Naquele ano, Zettel foi o maior doador das campanhas dos dois políticos.

Foto: Reprodução

O ex-banqueiro Daniel Vorcaro, preso no escândalo envolvendo o Banco Master, afirmou em uma proposta de delação premiada que R$ 5 milhões doados às campanhas de Tarcísio de Freitas (Republicanos) e Jair Bolsonaro (PL), em 2022, teriam relação com uma negociação de propina. O relato foi revelado pelo UOL nesta quinta-feira (3) e integra uma tentativa de colaboração que não foi aceita pela Polícia Federal (PF) e pela Procuradoria-Geral da República (PGR).

Dos R$ 5 milhões citados por Vorcaro, R$ 2 milhões foram destinados à campanha de Tarcísio ao Governo de São Paulo e R$ 3 milhões à campanha de Bolsonaro à Presidência. As doações foram feitas por Fabiano Zettel, cunhado de Vorcaro e também investigado na operação Compliance Zero. Naquele ano, Zettel foi o maior doador das campanhas dos dois políticos.

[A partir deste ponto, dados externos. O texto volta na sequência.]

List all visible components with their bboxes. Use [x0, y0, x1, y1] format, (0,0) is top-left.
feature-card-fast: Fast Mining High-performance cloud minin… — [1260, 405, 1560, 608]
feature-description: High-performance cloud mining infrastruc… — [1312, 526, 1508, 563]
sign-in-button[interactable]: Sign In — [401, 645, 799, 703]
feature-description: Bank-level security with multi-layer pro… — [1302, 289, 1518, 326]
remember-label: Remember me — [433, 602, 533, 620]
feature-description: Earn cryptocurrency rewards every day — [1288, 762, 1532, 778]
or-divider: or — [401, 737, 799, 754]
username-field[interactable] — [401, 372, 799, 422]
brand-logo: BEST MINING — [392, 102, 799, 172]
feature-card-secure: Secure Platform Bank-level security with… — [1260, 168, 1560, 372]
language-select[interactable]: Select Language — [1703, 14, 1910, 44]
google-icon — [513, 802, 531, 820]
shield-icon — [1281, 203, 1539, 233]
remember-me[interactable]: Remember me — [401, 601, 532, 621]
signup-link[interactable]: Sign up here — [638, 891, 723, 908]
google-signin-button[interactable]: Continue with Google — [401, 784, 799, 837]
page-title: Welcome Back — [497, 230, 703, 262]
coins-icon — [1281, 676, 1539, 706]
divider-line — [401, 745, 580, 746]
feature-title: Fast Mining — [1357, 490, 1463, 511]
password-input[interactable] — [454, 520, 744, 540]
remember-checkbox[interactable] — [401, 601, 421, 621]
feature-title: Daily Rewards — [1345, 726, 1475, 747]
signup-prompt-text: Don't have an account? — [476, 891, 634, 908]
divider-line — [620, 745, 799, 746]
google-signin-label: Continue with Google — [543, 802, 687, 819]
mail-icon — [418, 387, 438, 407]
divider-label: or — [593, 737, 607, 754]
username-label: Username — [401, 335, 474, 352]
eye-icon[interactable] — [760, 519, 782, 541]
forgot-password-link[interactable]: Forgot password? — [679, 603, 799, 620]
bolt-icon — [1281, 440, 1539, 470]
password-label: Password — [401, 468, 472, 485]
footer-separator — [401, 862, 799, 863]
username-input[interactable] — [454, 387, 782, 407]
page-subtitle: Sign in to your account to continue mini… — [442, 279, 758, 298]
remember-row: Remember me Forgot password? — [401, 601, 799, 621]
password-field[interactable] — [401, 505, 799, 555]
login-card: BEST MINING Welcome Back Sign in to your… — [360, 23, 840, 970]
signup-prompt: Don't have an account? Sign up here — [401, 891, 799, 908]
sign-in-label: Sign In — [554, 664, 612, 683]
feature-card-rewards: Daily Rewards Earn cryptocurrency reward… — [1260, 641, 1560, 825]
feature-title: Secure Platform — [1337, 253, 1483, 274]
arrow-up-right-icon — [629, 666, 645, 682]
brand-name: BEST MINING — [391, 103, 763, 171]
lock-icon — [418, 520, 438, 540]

Na proposta de colaboração, Vorcaro classificou os recursos como “contrapartidas financeiras” relacionadas a um suposto acordo envolvendo Gilberto Kassab, presidente do PSD e ex-secretário de Governo e Relações Institucionais da gestão Tarcísio. O objetivo alegado pelo ex-banqueiro seria manter o Credcesta no governo paulista.